Part 2
I chose the hand signal. My fingers traced the air in a sharp, descending arc—the “neutralize” gesture. Rook didn’t snap, but his growl deepened, a vibration that rattled my very marrow. Then, slowly, the tension in his shoulders broke. He let out a whimper, a sound of pure, concentrated grief, and slumped against the stretcher. I lunged forward, grabbing his collar, and signaled the team. “Move! Get him to Trauma One! Now!”
The next few hours were a blur of blood, suction, and the metallic tang of adrenaline. Voss was hanging by a thread, but between my surgical assistance and the dog watching our every move from the corner, we stabilized him. Yet, the hospital air felt thick, charged with something darker than medical urgency.
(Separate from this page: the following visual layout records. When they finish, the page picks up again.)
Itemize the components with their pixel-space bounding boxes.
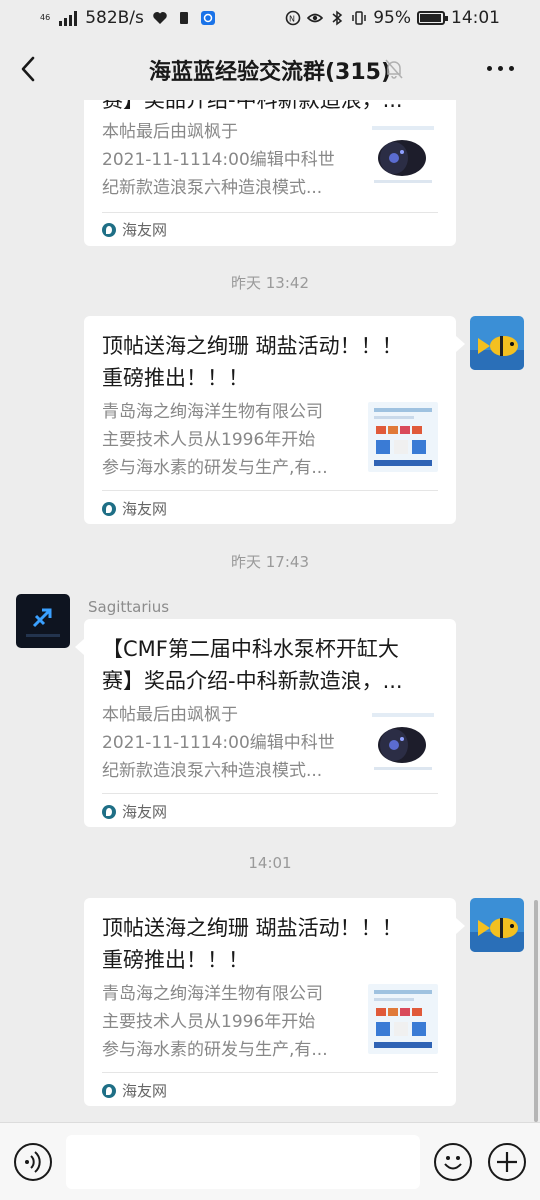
- vibrate-icon: [352, 11, 366, 25]
- nfc-icon: N: [285, 10, 301, 26]
- link-card[interactable]: 顶帖送海之绚珊 瑚盐活动！！！ 重磅推出！！！ 青岛海之绚海洋生物有限公司 主要技…: [84, 316, 456, 524]
- more-options-button[interactable]: [487, 66, 514, 71]
- link-source: 海友网: [102, 801, 167, 822]
- link-card-title: 重磅推出！！！: [102, 948, 249, 972]
- heart-icon: [153, 12, 167, 24]
- voice-input-button[interactable]: [14, 1143, 52, 1181]
- chat-title: 海蓝蓝经验交流群(315): [148, 60, 392, 85]
- link-source: 海友网: [102, 219, 167, 240]
- battery-icon: [417, 11, 448, 25]
- haiyou-logo-icon: [102, 804, 116, 819]
- link-card-title: 赛】奖品介绍-中科新款造浪，...: [102, 669, 403, 693]
- emoji-button[interactable]: [434, 1143, 472, 1181]
- pump-thumbnail-image: [368, 705, 438, 775]
- timestamp: 昨天 13:42: [231, 274, 309, 292]
- link-card-title: 【CMF第二届中科水泵杯开缸大: [102, 637, 399, 661]
- link-card-title: 顶帖送海之绚珊 瑚盐活动！！！: [102, 334, 403, 358]
- bubble-tail: [456, 336, 465, 352]
- haiyou-logo-icon: [102, 222, 116, 237]
- bluetooth-icon: [332, 10, 343, 26]
- link-card-title: 赛】奖品介绍-中科新款造浪，...: [102, 100, 403, 112]
- link-card-title: 顶帖送海之绚珊 瑚盐活动！！！: [102, 916, 403, 940]
- haiyou-logo-icon: [102, 1083, 116, 1098]
- emoji-icon: [444, 1156, 462, 1170]
- eye-icon: [307, 13, 324, 23]
- link-card[interactable]: 【CMF第二届中科水泵杯开缸大 赛】奖品介绍-中科新款造浪，... 本帖最后由飒…: [84, 619, 456, 827]
- network-type-indicator: 46: [40, 14, 50, 22]
- pump-thumbnail-image: [368, 118, 438, 188]
- timestamp: 14:01: [248, 854, 292, 872]
- clock: 14:01: [451, 8, 500, 28]
- link-card-description: 本帖最后由飒枫于 2021-11-1114:00编辑中科世 纪新款造浪泵六种造浪模式…: [102, 122, 335, 198]
- my-avatar-fish-image[interactable]: [470, 898, 524, 952]
- coral-salt-thumbnail-image: [368, 984, 438, 1054]
- voice-icon: [25, 1151, 41, 1173]
- sim-icon: [179, 12, 188, 24]
- signal-icon: [59, 10, 78, 26]
- sagittarius-avatar-image[interactable]: [16, 594, 70, 648]
- input-bar: [0, 1122, 540, 1200]
- link-card-title: 重磅推出！！！: [102, 366, 249, 390]
- network-speed: 582B/s: [85, 8, 144, 28]
- link-card-description: 青岛海之绚海洋生物有限公司 主要技术人员从1996年开始 参与海水素的研发与生产,有…: [102, 402, 328, 478]
- divider: [102, 1072, 438, 1073]
- link-card[interactable]: 顶帖送海之绚珊 瑚盐活动！！！ 重磅推出！！！ 青岛海之绚海洋生物有限公司 主要技…: [84, 898, 456, 1106]
- link-card-description: 青岛海之绚海洋生物有限公司 主要技术人员从1996年开始 参与海水素的研发与生产,有…: [102, 984, 328, 1060]
- network-type-label: 46: [40, 13, 51, 22]
- app-notification-icon: [200, 11, 215, 25]
- my-avatar-fish-image[interactable]: [470, 316, 524, 370]
- mute-bell-icon: [385, 59, 403, 79]
- message-input[interactable]: [66, 1135, 420, 1189]
- plus-icon: [497, 1152, 517, 1172]
- timestamp: 昨天 17:43: [231, 553, 309, 571]
- divider: [102, 212, 438, 213]
- link-card[interactable]: 赛】奖品介绍-中科新款造浪，... 本帖最后由飒枫于 2021-11-1114:0…: [84, 100, 456, 246]
- link-source: 海友网: [102, 1080, 167, 1101]
- link-card-description: 本帖最后由飒枫于 2021-11-1114:00编辑中科世 纪新款造浪泵六种造浪模式…: [102, 705, 335, 781]
- bubble-tail: [456, 918, 465, 934]
- status-bar: 46 582B/s N 95% 14:01: [0, 0, 540, 38]
- coral-salt-thumbnail-image: [368, 402, 438, 472]
- sender-name: Sagittarius: [88, 598, 170, 616]
- haiyou-logo-icon: [102, 501, 116, 516]
- chat-history[interactable]: 赛】奖品介绍-中科新款造浪，... 本帖最后由飒枫于 2021-11-1114:0…: [0, 100, 540, 1122]
- svg-text:N: N: [289, 15, 295, 24]
- more-actions-button[interactable]: [488, 1143, 526, 1181]
- battery-percent: 95%: [373, 8, 411, 28]
- chat-scrollbar[interactable]: [534, 900, 538, 1122]
- divider: [102, 793, 438, 794]
- bubble-tail: [75, 639, 84, 655]
- divider: [102, 490, 438, 491]
- link-source: 海友网: [102, 498, 167, 519]
- chat-header: 海蓝蓝经验交流群(315): [0, 38, 540, 100]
My suspicions were confirmed when two men in crisp, slate-grey suits bypassed hospital security. Warren Cole and Captain Dana Ror from Military Intelligence. They didn’t look like they were here to offer medals; they looked like they were hunting for a ghost. “Who leaked the transport manifest?” Cole asked, pinning me against the supply cabinet. His eyes were cold, scanning the room for bugs.
“I’m a nurse, not a mole,” I snapped, pushing his hand off my chest. “Talk to the brass.”
Ror stepped forward, her voice low. “That’s just it, Hayes. The order to relocate Voss came from the top. Someone inside the perimeter wants him dead.”
The twist came at 03:00 AM. I was checking the hallway when I saw a technician—one I’d seen every night for a month—adjusting the oxygen valve on Voss’s room. His movements were too calculated, too precise for a routine check. He didn’t turn to check the vitals; he reached into his jacket. My training kicked in. I didn’t scream; I reacted. I grabbed a heavy metal tray from the cart and sprinted, slamming it into his shoulder just as he pulled a suppressed pistol. We collided, his weight slamming me into the wall. My vision sparked, but I didn’t let go. Rook sensed the shift in my pulse and launched himself from the room, a blur of fur and fury, pinning the assassin to the floor before I could even draw breath.
When we unmasked him, he wasn’t a stranger. He was the head of hospital security, a man I’d shared coffee with yesterday. He looked at me with dead eyes. “You should have let the dog kill you, Nurse.”
The realization hit me: the rot went deeper than the hospital. It was a command-level purge. If he was here, the real architect wasn’t far behind.